The coronavirus (COVID-19) pandemic sweeping the world is resulting in significant levels of economic disruption and is likely to be the precursor to an Australian recession. This blog will outline some of the things you can do to help get control of your finances in this difficult time.
Aboriginal people have always had a strong connection to family and community. This is needed now more than ever before.
That means looking after the elders who may not be able to leave home due to severe health risks. Yes, this might mean getting to the shops at 7am and lining up for toilet paper, but it’s nothing compared to what our elders have had to go through in the past.
Below is a bit of a road map that we have put together to help navigate what’s happening during this unique time in our history.

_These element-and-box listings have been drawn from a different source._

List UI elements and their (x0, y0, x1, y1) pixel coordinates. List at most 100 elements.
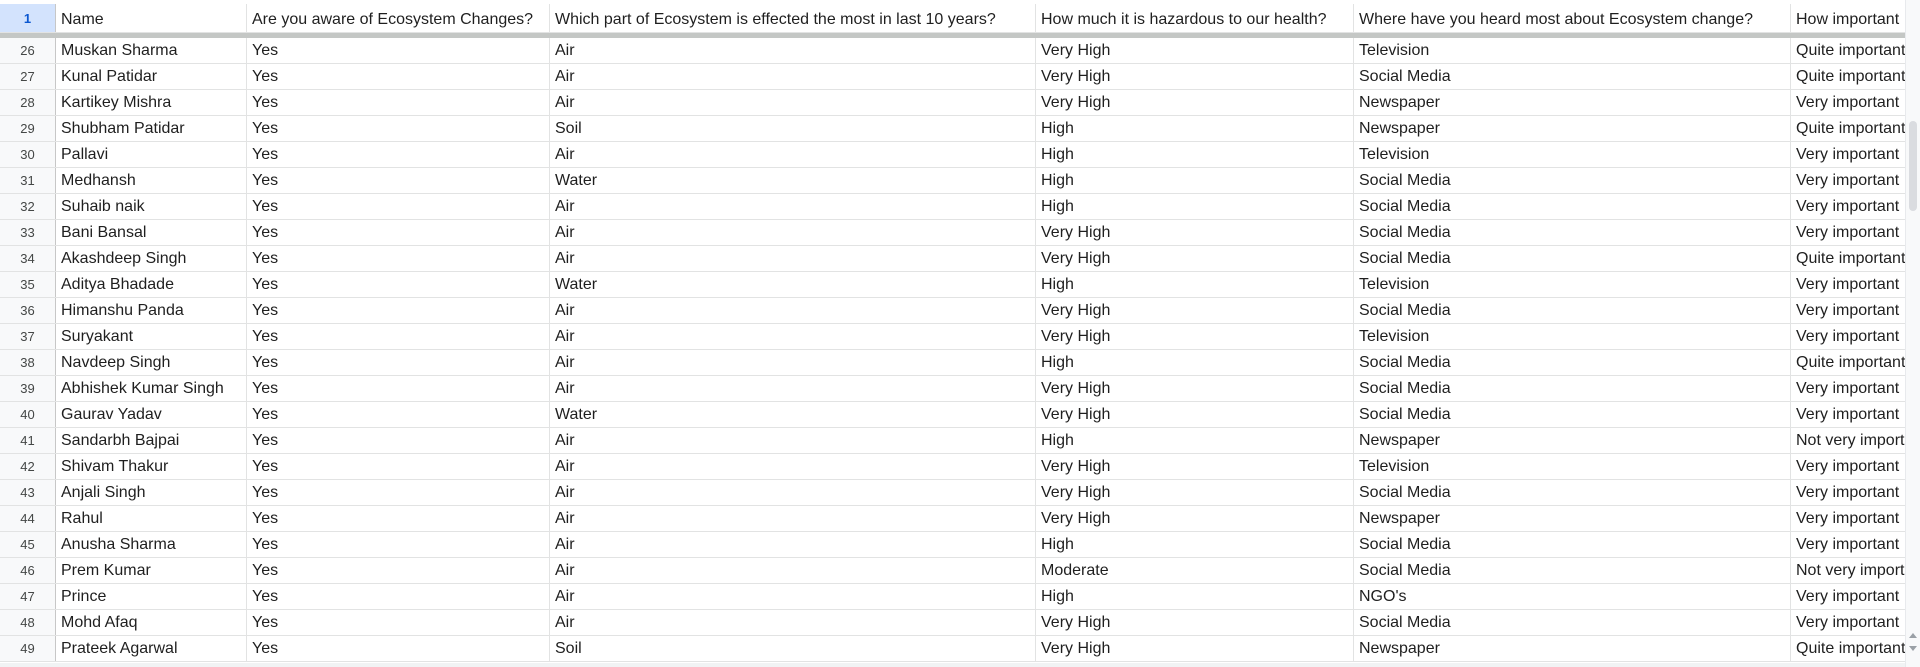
cell-hazard[interactable]: High (1036, 428, 1354, 453)
cell-ecosystem-part[interactable]: Air (550, 142, 1036, 167)
cell-source[interactable]: Newspaper (1354, 636, 1791, 661)
row-header[interactable]: 30 (0, 142, 56, 167)
cell-aware[interactable]: Yes (247, 116, 550, 141)
cell-importance[interactable]: Very important (1796, 406, 1900, 423)
cell-hazard[interactable]: Very High (1036, 298, 1354, 323)
cell-hazard[interactable]: High (1036, 584, 1354, 609)
cell-ecosystem-part[interactable]: Air (550, 220, 1036, 245)
cell-importance[interactable]: Very important (1796, 94, 1900, 111)
cell-source[interactable]: NGO's (1354, 584, 1791, 609)
cell-source[interactable]: Social Media (1354, 194, 1791, 219)
cell-aware[interactable]: Yes (247, 220, 550, 245)
cell-ecosystem-part[interactable]: Air (550, 246, 1036, 271)
row-header[interactable]: 41 (0, 428, 56, 453)
cell-aware[interactable]: Yes (247, 558, 550, 583)
cell-aware[interactable]: Yes (247, 324, 550, 349)
cell-aware[interactable]: Yes (247, 246, 550, 271)
header-cell-hazard[interactable]: How much it is hazardous to our health? (1036, 4, 1354, 32)
cell-importance[interactable]: Not very import (1796, 562, 1905, 579)
cell-source[interactable]: Newspaper (1354, 116, 1791, 141)
cell-name[interactable]: Anusha Sharma (56, 532, 247, 557)
cell-name[interactable]: Prateek Agarwal (56, 636, 247, 661)
cell-source[interactable]: Social Media (1354, 220, 1791, 245)
cell-hazard[interactable]: Moderate (1036, 558, 1354, 583)
cell-importance[interactable]: Very important (1796, 510, 1900, 527)
row-header[interactable]: 42 (0, 454, 56, 479)
cell-name[interactable]: Navdeep Singh (56, 350, 247, 375)
cell-importance[interactable]: Very important (1796, 302, 1900, 319)
row-header[interactable]: 36 (0, 298, 56, 323)
cell-aware[interactable]: Yes (247, 376, 550, 401)
cell-hazard[interactable]: Very High (1036, 38, 1354, 63)
cell-source[interactable]: Social Media (1354, 480, 1791, 505)
cell-ecosystem-part[interactable]: Soil (550, 636, 1036, 661)
cell-hazard[interactable]: High (1036, 194, 1354, 219)
cell-aware[interactable]: Yes (247, 454, 550, 479)
row-header[interactable]: 33 (0, 220, 56, 245)
cell-hazard[interactable]: High (1036, 116, 1354, 141)
cell-name[interactable]: Akashdeep Singh (56, 246, 247, 271)
cell-aware[interactable]: Yes (247, 350, 550, 375)
cell-ecosystem-part[interactable]: Air (550, 64, 1036, 89)
row-header[interactable]: 26 (0, 38, 56, 63)
header-cell-name[interactable]: Name (56, 4, 247, 32)
cell-aware[interactable]: Yes (247, 272, 550, 297)
cell-name[interactable]: Pallavi (56, 142, 247, 167)
cell-name[interactable]: Muskan Sharma (56, 38, 247, 63)
cell-aware[interactable]: Yes (247, 142, 550, 167)
row-header[interactable]: 40 (0, 402, 56, 427)
row-header[interactable]: 31 (0, 168, 56, 193)
cell-importance[interactable]: Quite important (1796, 120, 1905, 137)
cell-hazard[interactable]: High (1036, 272, 1354, 297)
row-header[interactable]: 37 (0, 324, 56, 349)
row-header[interactable]: 45 (0, 532, 56, 557)
header-cell-ecosystem-part[interactable]: Which part of Ecosystem is effected the … (550, 4, 1036, 32)
cell-importance[interactable]: Very important (1796, 536, 1900, 553)
row-header[interactable]: 38 (0, 350, 56, 375)
cell-importance[interactable]: Very important (1796, 276, 1900, 293)
cell-hazard[interactable]: High (1036, 532, 1354, 557)
cell-source[interactable]: Social Media (1354, 558, 1791, 583)
cell-ecosystem-part[interactable]: Air (550, 584, 1036, 609)
cell-importance[interactable]: Very important (1796, 588, 1900, 605)
cell-name[interactable]: Bani Bansal (56, 220, 247, 245)
cell-source[interactable]: Social Media (1354, 168, 1791, 193)
cell-source[interactable]: Social Media (1354, 298, 1791, 323)
cell-ecosystem-part[interactable]: Air (550, 558, 1036, 583)
cell-importance[interactable]: Very important (1796, 484, 1900, 501)
header-cell-aware[interactable]: Are you aware of Ecosystem Changes? (247, 4, 550, 32)
cell-hazard[interactable]: Very High (1036, 246, 1354, 271)
row-header[interactable]: 34 (0, 246, 56, 271)
cell-name[interactable]: Himanshu Panda (56, 298, 247, 323)
cell-ecosystem-part[interactable]: Air (550, 532, 1036, 557)
cell-aware[interactable]: Yes (247, 610, 550, 635)
cell-importance[interactable]: Very important (1796, 380, 1900, 397)
cell-ecosystem-part[interactable]: Air (550, 506, 1036, 531)
cell-ecosystem-part[interactable]: Water (550, 402, 1036, 427)
cell-name[interactable]: Suryakant (56, 324, 247, 349)
cell-aware[interactable]: Yes (247, 64, 550, 89)
cell-source[interactable]: Social Media (1354, 532, 1791, 557)
scroll-down-arrow-icon[interactable] (1909, 646, 1917, 651)
cell-hazard[interactable]: Very High (1036, 402, 1354, 427)
cell-importance[interactable]: Not very import (1796, 432, 1905, 449)
cell-ecosystem-part[interactable]: Air (550, 480, 1036, 505)
cell-hazard[interactable]: Very High (1036, 506, 1354, 531)
cell-name[interactable]: Prince (56, 584, 247, 609)
cell-hazard[interactable]: Very High (1036, 454, 1354, 479)
row-header[interactable]: 46 (0, 558, 56, 583)
frozen-rows-divider[interactable] (0, 33, 1905, 38)
cell-aware[interactable]: Yes (247, 636, 550, 661)
cell-source[interactable]: Social Media (1354, 610, 1791, 635)
cell-ecosystem-part[interactable]: Air (550, 298, 1036, 323)
cell-ecosystem-part[interactable]: Air (550, 324, 1036, 349)
row-header-1[interactable]: 1 (0, 4, 56, 32)
cell-name[interactable]: Sandarbh Bajpai (56, 428, 247, 453)
cell-aware[interactable]: Yes (247, 194, 550, 219)
row-header[interactable]: 48 (0, 610, 56, 635)
cell-aware[interactable]: Yes (247, 506, 550, 531)
row-header[interactable]: 32 (0, 194, 56, 219)
cell-name[interactable]: Medhansh (56, 168, 247, 193)
cell-name[interactable]: Kartikey Mishra (56, 90, 247, 115)
row-header[interactable]: 29 (0, 116, 56, 141)
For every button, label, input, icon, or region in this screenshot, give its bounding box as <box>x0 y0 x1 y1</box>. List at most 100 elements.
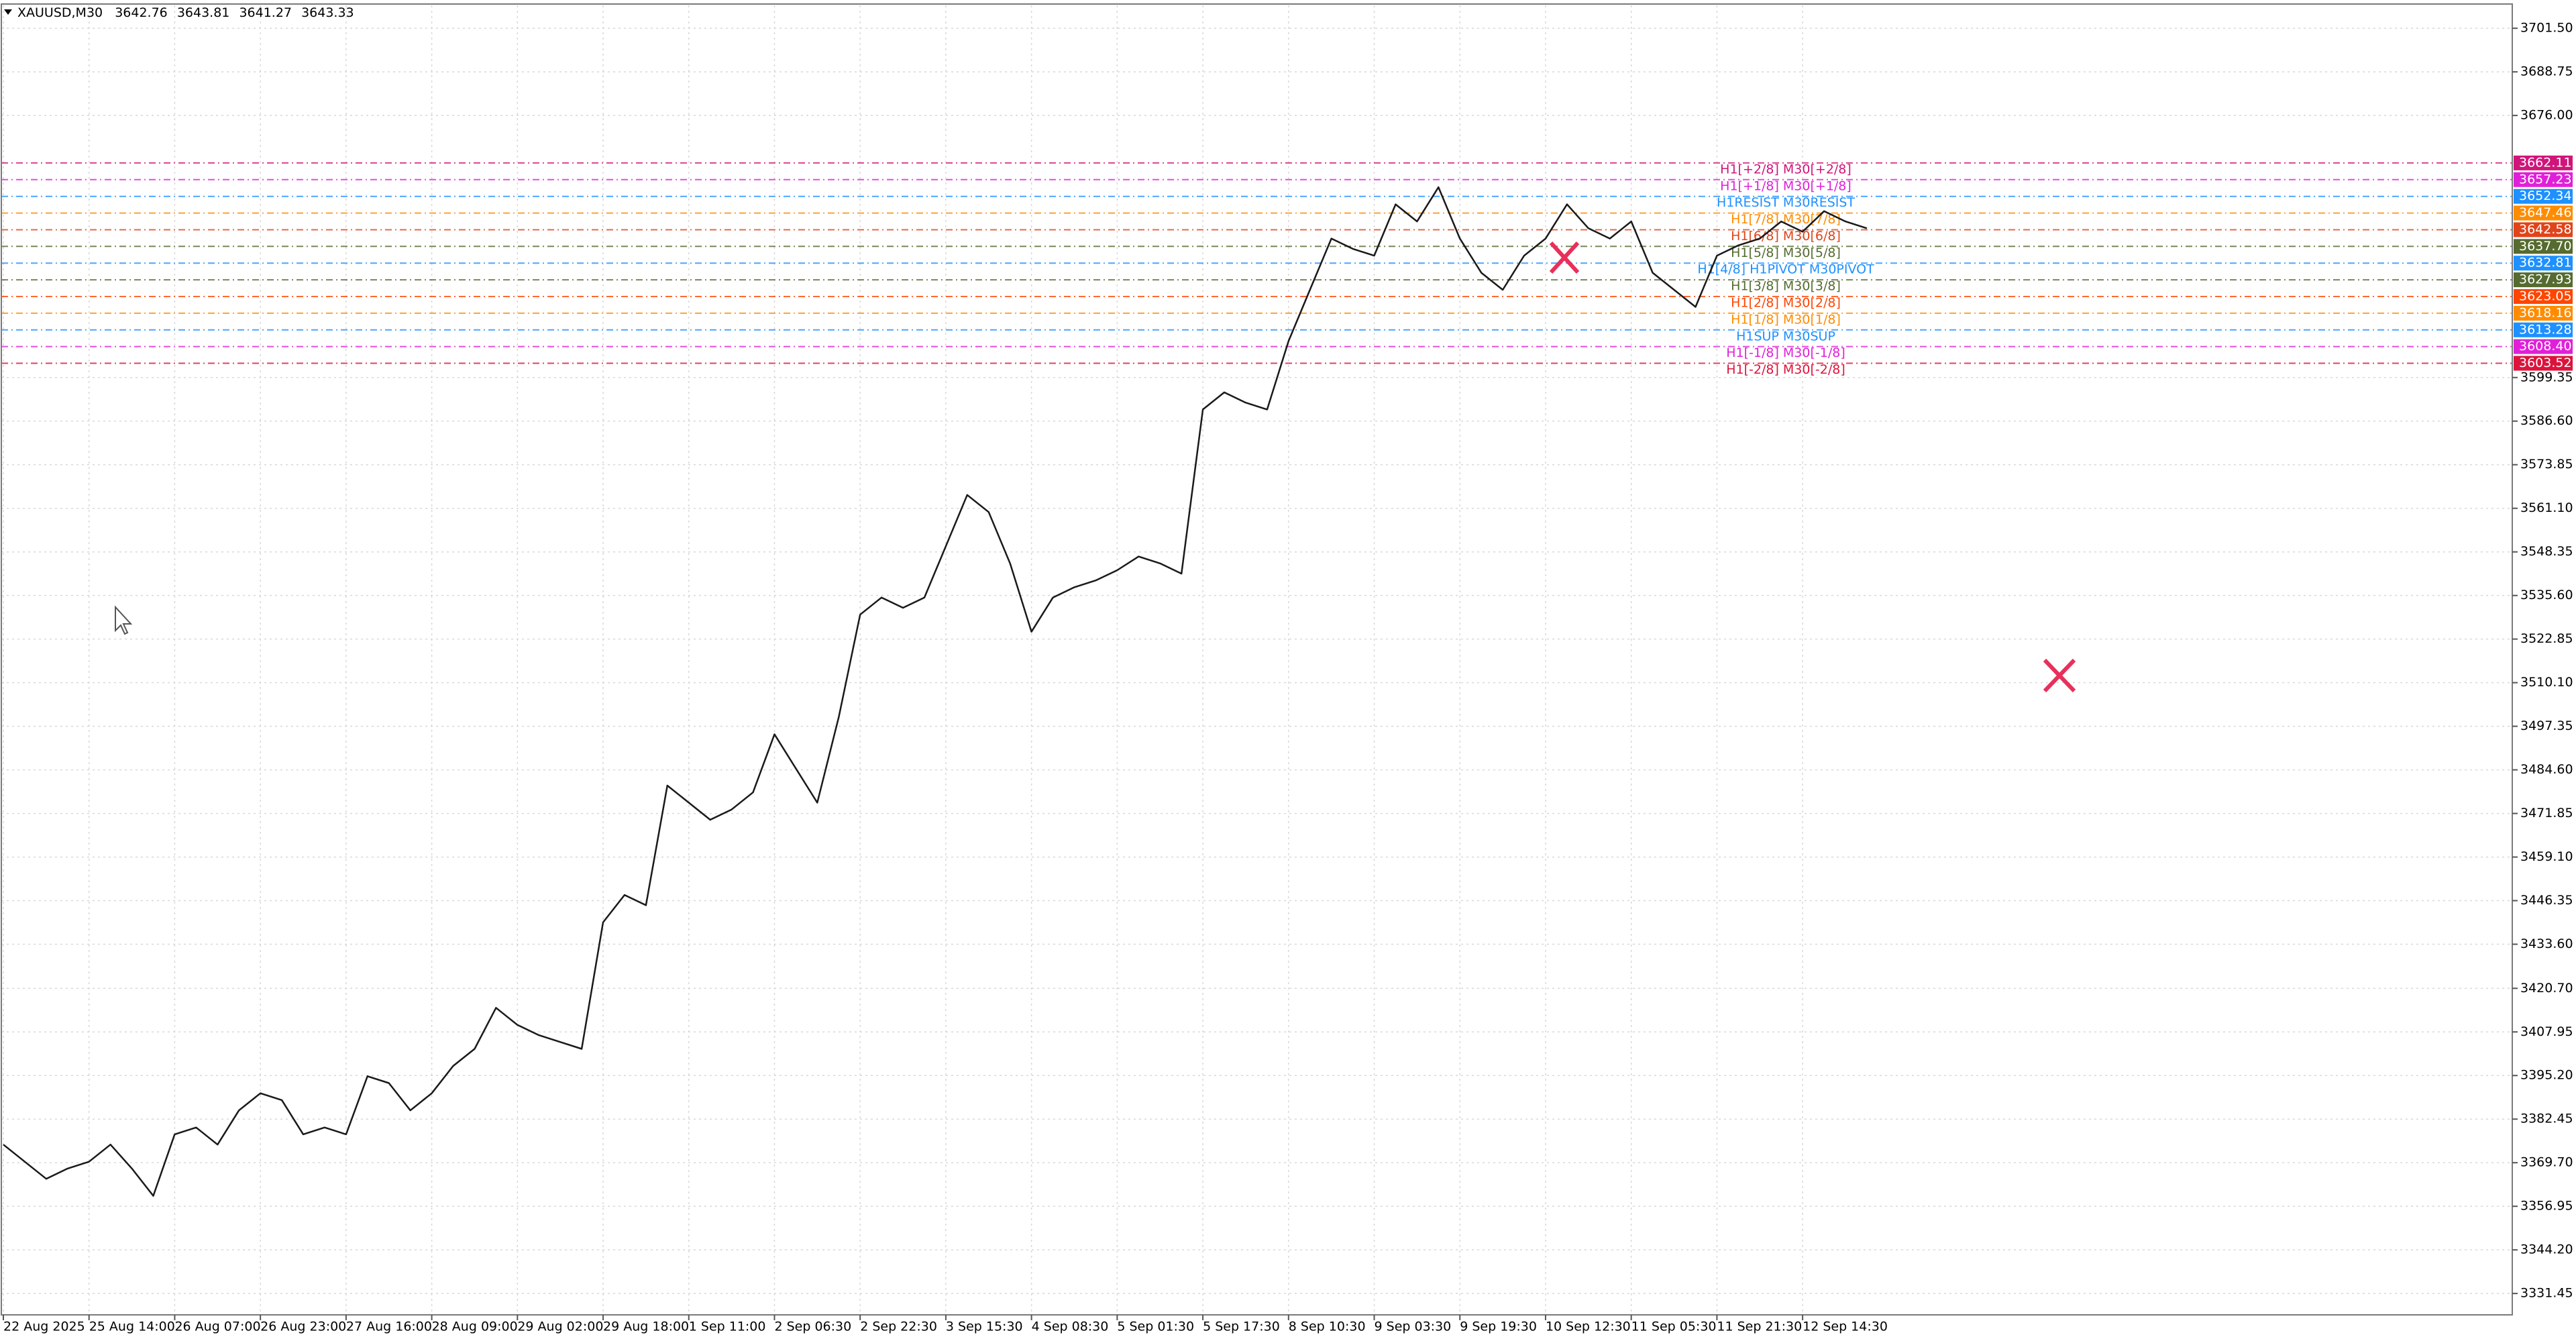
level-name: H1[6/8] M30[6/8] <box>1731 229 1841 244</box>
level-name: H1[4/8] H1PIVOT M30PIVOT <box>1697 262 1874 277</box>
level-name: H1[2/8] M30[2/8] <box>1731 295 1841 310</box>
level-price-box <box>2514 155 2573 170</box>
y-tick-label: 3599.35 <box>2520 370 2573 384</box>
level-price-label: 3613.28 <box>2519 322 2572 337</box>
x-tick-label: 28 Aug 09:00 <box>432 1320 518 1334</box>
y-tick-label: 3561.10 <box>2520 500 2573 515</box>
level-price-box <box>2514 205 2573 221</box>
ohlc-high: 3643.81 <box>177 5 230 20</box>
level-name: H1[1/8] M30[1/8] <box>1731 312 1841 327</box>
y-tick-label: 3586.60 <box>2520 413 2573 428</box>
level-name: H1RESIST M30RESIST <box>1717 195 1855 210</box>
level-price-box <box>2514 339 2573 354</box>
level-price-label: 3618.16 <box>2519 305 2572 320</box>
plot-frame <box>1 3 2513 1316</box>
x-tick-label: 26 Aug 07:00 <box>174 1320 260 1334</box>
y-tick-label: 3471.85 <box>2520 806 2573 820</box>
level-price-box <box>2514 222 2573 237</box>
x-tick-label: 27 Aug 16:00 <box>346 1320 432 1334</box>
level-price-label: 3608.40 <box>2519 339 2572 354</box>
level-price-box <box>2514 256 2573 271</box>
y-tick-label: 3522.85 <box>2520 631 2573 646</box>
level-price-label: 3637.70 <box>2519 239 2572 254</box>
y-tick-label: 3497.35 <box>2520 718 2573 733</box>
y-tick-label: 3420.70 <box>2520 981 2573 996</box>
y-tick-label: 3484.60 <box>2520 762 2573 777</box>
x-tick-label: 8 Sep 10:30 <box>1289 1320 1366 1334</box>
x-tick-label: 11 Sep 21:30 <box>1717 1320 1802 1334</box>
level-price-box <box>2514 189 2573 204</box>
level-name: H1[-2/8] M30[-2/8] <box>1726 362 1845 377</box>
ohlc-open: 3642.76 <box>115 5 168 20</box>
level-name: H1[-1/8] M30[-1/8] <box>1726 345 1845 360</box>
symbol-menu-arrow[interactable] <box>4 9 12 15</box>
level-price-box <box>2514 288 2573 304</box>
mouse-cursor <box>115 605 133 635</box>
level-price-box <box>2514 356 2573 371</box>
x-tick-label: 29 Aug 18:00 <box>603 1320 689 1334</box>
y-tick-label: 3548.35 <box>2520 544 2573 559</box>
y-tick-label: 3407.95 <box>2520 1024 2573 1039</box>
y-tick-label: 3395.20 <box>2520 1068 2573 1083</box>
y-tick-label: 3535.60 <box>2520 588 2573 602</box>
level-price-box <box>2514 239 2573 254</box>
y-tick-label: 3433.60 <box>2520 936 2573 951</box>
level-price-label: 3647.46 <box>2519 205 2572 220</box>
marker <box>1549 241 2076 693</box>
level-layer: H1[+2/8] M30[+2/8] H1[+1/8] M30[+1/8] H1RE… <box>1 162 2512 377</box>
marker-stroke <box>2043 658 2076 693</box>
x-tick-label: 25 Aug 14:00 <box>89 1320 175 1334</box>
y-tick-label: 3688.75 <box>2520 64 2573 79</box>
level-name: H1[7/8] M30[7/8] <box>1731 212 1841 227</box>
level-name: H1[3/8] M30[3/8] <box>1731 279 1841 294</box>
x-tick-label: 4 Sep 08:30 <box>1032 1320 1109 1334</box>
level-price-label: 3603.52 <box>2519 356 2572 370</box>
level-name: H1[5/8] M30[5/8] <box>1731 246 1841 260</box>
y-tick-label: 3446.35 <box>2520 893 2573 908</box>
x-tick-label: 2 Sep 06:30 <box>774 1320 851 1334</box>
level-price-label: 3632.81 <box>2519 256 2572 270</box>
level-name: H1[+2/8] M30[+2/8] <box>1720 162 1851 176</box>
level-price-label: 3623.05 <box>2519 288 2572 303</box>
x-tick-label: 11 Sep 05:30 <box>1631 1320 1717 1334</box>
level-price-label: 3662.11 <box>2519 155 2572 170</box>
y-tick-label: 3459.10 <box>2520 849 2573 864</box>
header: XAUUSD,M30 3642.76 3643.81 3641.27 3643.… <box>17 5 354 20</box>
x-tick-label: 3 Sep 15:30 <box>946 1320 1023 1334</box>
x-tick-label: 29 Aug 02:00 <box>517 1320 603 1334</box>
price-line <box>3 186 1868 1197</box>
y-tick-label: 3510.10 <box>2520 675 2573 690</box>
marker-stroke <box>1549 241 1580 274</box>
x-tick-label: 26 Aug 23:00 <box>260 1320 346 1334</box>
y-tick-label: 3573.85 <box>2520 457 2573 472</box>
x-tick-label: 9 Sep 19:30 <box>1460 1320 1537 1334</box>
x-tick-label: 22 Aug 2025 <box>3 1320 85 1334</box>
ohlc-low: 3641.27 <box>239 5 292 20</box>
level-price-box <box>2514 172 2573 187</box>
level-price-box <box>2514 322 2573 337</box>
x-tick-label: 1 Sep 11:00 <box>689 1320 766 1334</box>
data-layer <box>3 186 1868 1197</box>
y-tick-label: 3344.20 <box>2520 1242 2573 1257</box>
level-price-box <box>2514 272 2573 288</box>
y-tick-label: 3356.95 <box>2520 1199 2573 1214</box>
y-tick-label: 3331.45 <box>2520 1286 2573 1301</box>
x-tick-label: 2 Sep 22:30 <box>860 1320 937 1334</box>
grid-layer <box>1 5 2512 1315</box>
y-tick-label: 3382.45 <box>2520 1112 2573 1126</box>
x-tick-label: 9 Sep 03:30 <box>1375 1320 1452 1334</box>
x-tick-label: 5 Sep 01:30 <box>1117 1320 1194 1334</box>
level-name: H1[+1/8] M30[+1/8] <box>1720 178 1851 193</box>
level-price-label: 3627.93 <box>2519 272 2572 287</box>
level-price-label: 3652.34 <box>2519 189 2572 203</box>
y-tick-label: 3676.00 <box>2520 108 2573 123</box>
level-price-label: 3642.58 <box>2519 222 2572 237</box>
y-tick-label: 3369.70 <box>2520 1155 2573 1170</box>
level-name: H1SUP M30SUP <box>1736 329 1835 343</box>
x-tick-label: 10 Sep 12:30 <box>1546 1320 1631 1334</box>
level-price-label: 3657.23 <box>2519 172 2572 186</box>
y-tick-label: 3701.50 <box>2520 21 2573 36</box>
x-tick-label: 12 Sep 14:30 <box>1803 1320 1888 1334</box>
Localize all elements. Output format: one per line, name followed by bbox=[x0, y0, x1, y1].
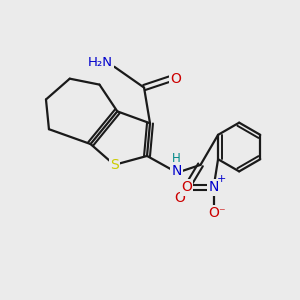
Text: +: + bbox=[217, 174, 226, 184]
Text: O: O bbox=[174, 190, 185, 205]
Text: S: S bbox=[110, 158, 119, 172]
Text: O: O bbox=[170, 72, 181, 86]
Text: H: H bbox=[172, 152, 181, 165]
Text: O: O bbox=[208, 206, 219, 220]
Text: N: N bbox=[208, 181, 219, 194]
Text: H₂N: H₂N bbox=[88, 56, 113, 69]
Text: ⁻: ⁻ bbox=[218, 206, 224, 219]
Text: O: O bbox=[182, 181, 192, 194]
Text: N: N bbox=[172, 164, 182, 178]
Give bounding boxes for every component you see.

Employment – If you haven’t already, have the conversation with your employer about leave entitlements during this time. Major companies have agreed to pay their casual staff members if they are unable to work or a required to self-isolate. Each employer will be different and have various levels of support.
Government stimulus – Along with the federal government, each state is also announcing its own stimulus package. The government has now announced two stimulus packages for the economy.
If you’ve found yourself affected, you may be able to access a “coronavirus supplement” of $550 a fortnight for the next six months.
That’s on top of other benefits — so if you’re already receiving payments through Jobseeker (formerly known as Newstart), you can claim both.
Casual workers who are currently making less than $1,075 a fortnight will be eligible to receive the full supplement.
Mortgages – Major banks have announced that customers effected by COVID-19 may have their mortgage repayments deferred for up to six months. They’ve also reduced the interest rate on most mortgage loans.
The earlier you contact your bank, the better. Discuss your options in terms of suspending your repayments. Most lenders will have a range of options to discuss and will genuinely want to help in this situation.
Rent – If you believe that you will struggle to pay your rent, contact your real estate agent or landlord as soon as possible. If it’s due to unexpected loss of income and not increased living expenses, they too will have hardship provisions.
Ask for a rent reduction for a period of time. A landlord would prefer low rent to no rent during this time.
Government is looking to make laws that prevent landlords from removing tenants due to COVID-19.
Utilities – Utility companies also have hardship provisions and can provide flexible repayment options. Again, the earlier the conversation is started the better.
Insurance – Now is a great time to check your insurance cover. You may have income protection insurance that could pay a percentage of your wages. Check your superannuation statements as you may also have insurance within your super.
Avoid payday lenders – Things may get really tough, but it is advisable to avoid payday lenders. These are the companies that appear to be your friend by giving you money in a time of need when no one else will. However, they have significant establishment fees and a high interest rate if not repaid within a certain period of time. They can make your situation much worse.
Look after friends and family – Check in with family to see how they are going. Sharing resources such as food and cars may be a big help to someone.
They key message here is to make contact with the relevant companies as early as possible to explore your options. Most companies do have hardship provisions so if you feel that you are experiencing hardship, mention it to them.
The process of speaking to them may take longer than normal, as these companies are having their staff work from home which means there will be fewer call centre staff to answer the phone.